Di saat itu sayyidina Zaid bin Haritsah adalah pemimpin peperangan
yang pertama, mulai maju dan terus menyerang dan menghantam musuh
semampunya, namun belum tiba waktu dhuha ia pun jatuh terbunuh, yang
kemudian bendera peperangan diambil oleh sayyidina Ja’far bin Abi Thalib
sebagaimana perintah Rasulullah shallallahu ‘alaihi wasallam, lalu ia
pun terus maju melawan musuh. Sayyidina Ja’far adalah seorang yang
sangat hebat dan memiliki keahlian dalam peperangan, sehingga tidak ada
dari pasukan Romawi atau kabilah-kabilah yang mendekat kepadanya kecuali
akan terlempar kepalanya. Sehingga pasukan romawi kebingungan
menghadapi sayyidina Ja’far yang menjadi pemimpin perang di saat itu
karena ketangkasannya yang luar biasa, kemudian mereka berusaha membuat
jebakan untuk sayyidina Ja’far bin Abi Thalib yaitu dengan membuka dan
memberi jalan agar sayyidina Ja’far menuju ke tengah-tengah pasukan
Romawi, lalu ketika sayyidina Ja’far sampai di tengah-tengah pasukan
maka mereka mengepung sayyidina Ja’far bin Abi Thalib, namun demikian
beliau terus berputar dan melawan musuh-musuh dengan pedangnya, dan
dalam keadaan itu pun tetap tidak ada seorang pun dari pasukan Romawi
atau kabilah-kabilah lainnya yang mendekat kepada sayyidina Ja’far bin
Abi kecuali kepala mereka akan terlepas dari jasadnya.

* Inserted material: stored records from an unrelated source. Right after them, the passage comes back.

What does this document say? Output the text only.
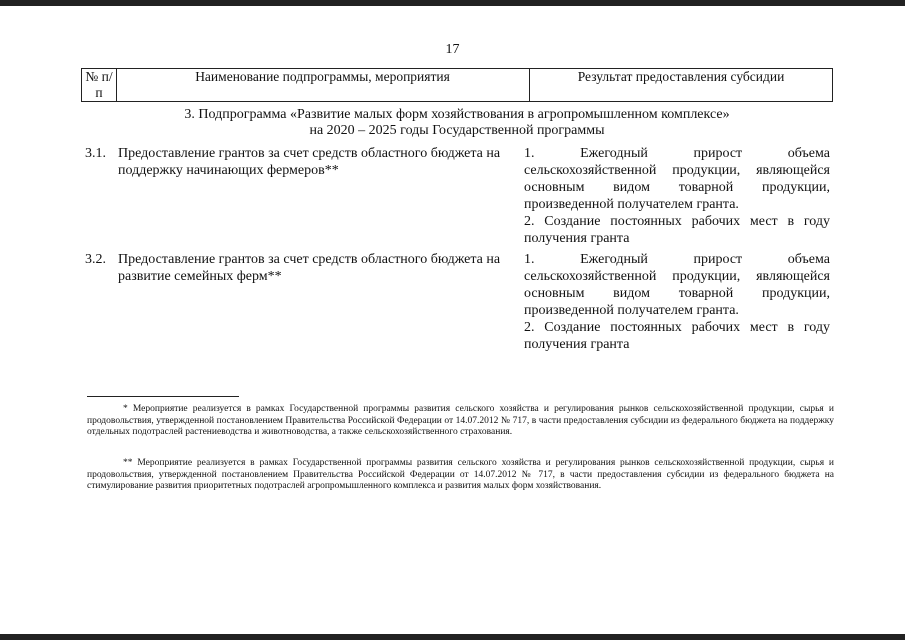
17
№ п/п
Наименование подпрограммы, мероприятия	Результат предоставления субсидии
3. Подпрограмма «Развитие малых форм хозяйствования в агропромышленном комплексе»
на 2020 – 2025 годы Государственной программы
3.1. Предоставление грантов за счет средств областного бюджета на поддержку начинающих фермеров**

1. Ежегодный прирост объема сельскохозяйственной продукции, являющейся основным видом товарной продукции, произведенной получателем гранта.

2. Создание постоянных рабочих мест в году получения гранта

3.2. Предоставление грантов за счет средств областного бюджета на развитие семейных ферм**

1. Ежегодный прирост объема сельскохозяйственной продукции, являющейся основным видом товарной продукции, произведенной получателем гранта.

2. Создание постоянных рабочих мест в году получения гранта

* Мероприятие реализуется в рамках Государственной программы развития сельского хозяйства и регулирования рынков сельскохозяйственной продукции, сырья и продовольствия, утвержденной постановлением Правительства Российской Федерации от 14.07.2012 № 717, в части предоставления субсидии из федерального бюджета на поддержку отдельных подотраслей растениеводства и животноводства, а также сельскохозяйственного страхования.
** Мероприятие реализуется в рамках Государственной программы развития сельского хозяйства и регулирования рынков сельскохозяйственной продукции, сырья и продовольствия, утвержденной постановлением Правительства Российской Федерации от 14.07.2012 № 717, в части предоставления субсидии из федерального бюджета на стимулирование развития приоритетных подотраслей агропромышленного комплекса и развития малых форм хозяйствования.
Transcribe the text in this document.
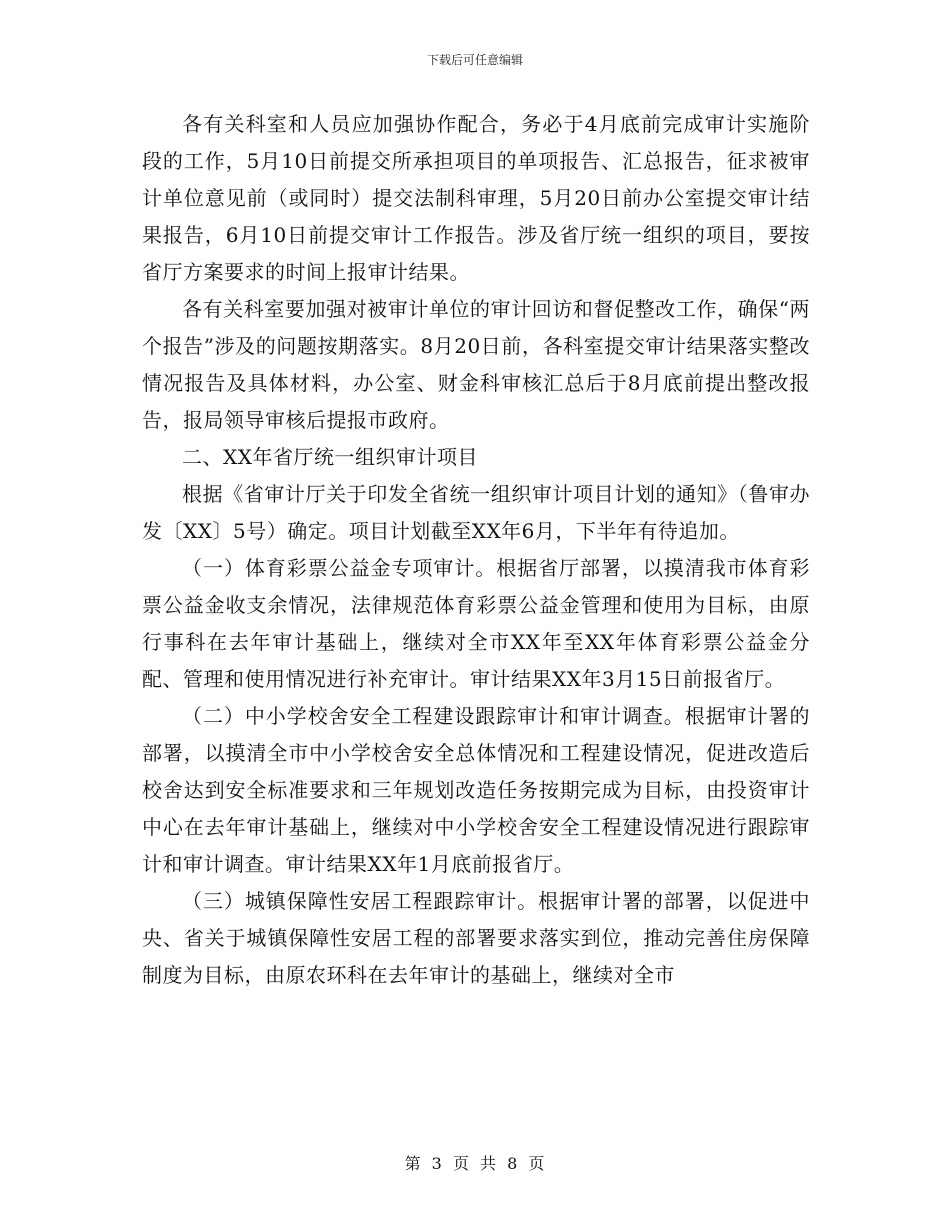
下载后可任意编辑

各有关科室和人员应加强协作配合，务必于4月底前完成审计实施阶段的工作，5月10日前提交所承担项目的单项报告、汇总报告，征求被审计单位意见前（或同时）提交法制科审理，5月20日前办公室提交审计结果报告，6月10日前提交审计工作报告。涉及省厅统一组织的项目，要按省厅方案要求的时间上报审计结果。

各有关科室要加强对被审计单位的审计回访和督促整改工作，确保“两个报告”涉及的问题按期落实。8月20日前，各科室提交审计结果落实整改情况报告及具体材料，办公室、财金科审核汇总后于8月底前提出整改报告，报局领导审核后提报市政府。

二、XX年省厅统一组织审计项目

根据《省审计厅关于印发全省统一组织审计项目计划的通知》（鲁审办发〔XX〕5号）确定。项目计划截至XX年6月，下半年有待追加。

（一）体育彩票公益金专项审计。根据省厅部署，以摸清我市体育彩票公益金收支余情况，法律规范体育彩票公益金管理和使用为目标，由原行事科在去年审计基础上，继续对全市XX年至XX年体育彩票公益金分配、管理和使用情况进行补充审计。审计结果XX年3月15日前报省厅。

（二）中小学校舍安全工程建设跟踪审计和审计调查。根据审计署的部署，以摸清全市中小学校舍安全总体情况和工程建设情况，促进改造后校舍达到安全标准要求和三年规划改造任务按期完成为目标，由投资审计中心在去年审计基础上，继续对中小学校舍安全工程建设情况进行跟踪审计和审计调查。审计结果XX年1月底前报省厅。

（三）城镇保障性安居工程跟踪审计。根据审计署的部署，以促进中央、省关于城镇保障性安居工程的部署要求落实到位，推动完善住房保障制度为目标，由原农环科在去年审计的基础上，继续对全市

第 3 页 共 8 页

Lalu mereka membuat siasat baru yaitu dengan menjauh dari sayyidina
Ja’far bin Abi Thalib dan hanya melemparinya dengan panah dan tombak
dari kejauhan, sehingga beliau mendapati serangan panah atau tombak dari
segala penjuru, namun beliau tetap melawan serangan-serangan tersebut
dan tidak ada satu panah atau satu tombak pun yang mengenai tubuh beliau
dari arah depan karena beliau dapat menangkisnya, namun beliau tidak
bisa menangkis serangan yang datang dari arah belakang, sehingga di saat
itu sayyidina Ja’far mulai merasa lemah karena serangan anak panah atau
tombak sebanyak kurang lebih 99 tusukan yang mengenai punggung beliau
akan tetapi beliau masih tetap tegak di atas kudanya, maka ketika itu
beliau mulai mencari sayyidina Abdullah bin Rowahah untuk menyerahkan
bendera perang kepadanya, sebagaimana perintah Rasulullah shallallahu
‘alaihi wasallam, namun setelah pasukan musuh mengetahui bahwa sayyidina
Ja’far mulai melemah maka pasukan musuh pun menyerangnya dengan pedang
kemudian memotong tangan sayyidina Ja’far bin Abi Thalib, namun karena
beliau tidak ingin melepas pedang yang di tangannya dan tidak juga mau
melepas bendera perang dari tangannya maka ia pun mengapit bendera itu
dengan tangannya yang telah terpotong, dan ia terus berperang melawan
musuh sampai akhirnya kudanya terjatuh karena telah lemah dan kehabisan
kekuatan sebab banyaknya serangan ke arahnya, maka sayyidina Ja’far bin
Abi Thalib pun berperang tanpa menunggangi kuda, dan pasukan musuh terus
menyerangnya hingga akhirnya memotong lagi tangan sayyidina Ja’far bin
Abi Thalib, sehingga ia harus memilih antara melepas pedang atau melepas
bendera perang, dan beliau memilih untuk melepaskan pedang daripada
melepas panji sayyidina Muhammad shallallahu ‘alaihi wasallam, sehingga
beliau mengapit bendera itu ke dada beliau dengan kedua tangannya yang
terpotong sampai ke siku, lalu beberapa saat kemudian pasukan musuh
memotong kepala beliau namun tubuh itu tetap tegak memeluk panji
Rasulullah shallallahu ‘alaihi wasallam dengan kedua tangan yang telah
terpotong dan kepala yang telah terlepas dari tubuhnya, dan setelah
bendera itu diambil oleh sayyidina Abdullah bin Rowahah maka tubuh itu
pun terjatuh ke bumi, sebab tubuh itu tidak rela jika panji Rasulullah
shallallahu ‘alaihi wasallam terjatuh ke bumi, maka sayyidina Abdullah
bin Rowahah kembali melanjutkan peperangan namun tidak lama kemudian
beliau pun wafat dalam peperanga tersebut.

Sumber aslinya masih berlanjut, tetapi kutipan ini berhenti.